Por fim, algo que salta aos olhos na análise da Fabi é como toda a fachada defendida ao longo de quase 24h de conversa é rapidamente desfeita com apenas algumas palavras: “a experiência CARETAS finalizou. Obrigado por participar. Pode responder algumas perguntas?” (Figura 29). Neste ponto temos a finalização da

realização dramática. A partir de então, as perguntas que se desenrolam não possuem qualquer obrigação de fidelidade à lealdade dramatúrgica: a peça acabou. Como o fechar das cortinas ou o acender das luzes de um teatro, estas poucas palavras são suficientes para demarcar o fim da simulação e o desfazimento de todo trabalho cênico até então realizado pela Fabi. Mais do que encerrar este ciclo comunicativo, estas mensagens desnudam o quão trabalhoso é manter a realização dramática e o quão fácil é desviar-se do caminho e revelar a encenação por trás do trabalho realizado. Para tanto, notamos não apenas uma mudança na linguagem, com o emprego de mais formalidade, mas um distanciamento emocional do público. Assim como o reabrir das cortinas que revela o elenco que se apresenta, a mensagem vem finalizar a narrativa.
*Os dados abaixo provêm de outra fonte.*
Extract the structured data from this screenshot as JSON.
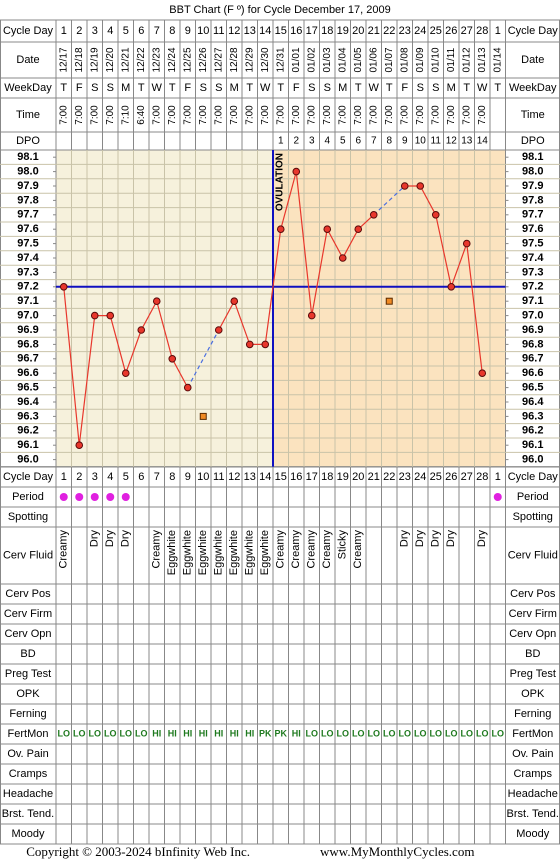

Até antes da mudança a qual revela, no início, tratar-se de uma ficção, a campanha deixava no ar se os fatos descritos eram reais ou não, mesmo que desde sempre houvesse essa pesquisa de opinião ao final. Hoje, não há mais espaço para esta dúvida, vez que a primeira mensagem que recebemos é um aviso de que se trata de uma experiência de ficção. De qualquer forma, o que percebemos é que a quebra de todos os elementos goffmanianos até então trabalhados é suficiente para romper com o trabalho de face desenvolvido.

Figura 29: encerramento da interação. Fonte: Facebook

Dito isto, mesmo considerando um propósito e um modus operandi completamente antagônicos aos demais robôs aqui analisados, o chatbot Fabi Grossi é onde mais ficam perceptíveis os pressupostos de Erving Goffman para as interações face a face aplicados às conversas automatizadas. Numa analogia causal, concluímos que ao observarmos maior quantidade de pontos de convergência entre a aplicabilidade dos pressupostos goffmanianos para relações humanas em copresença nas relações mediadas que envolvam robôs de conversação, maior o processo de antropomorfização do bot. Via de consequência, maiores as chances ser estabelecido um vínculo empático e afetivo entre o público e a marca que se utiliza destas ideias sociológicas para a manifestação da persona por intermédio da Inteligência Artificial.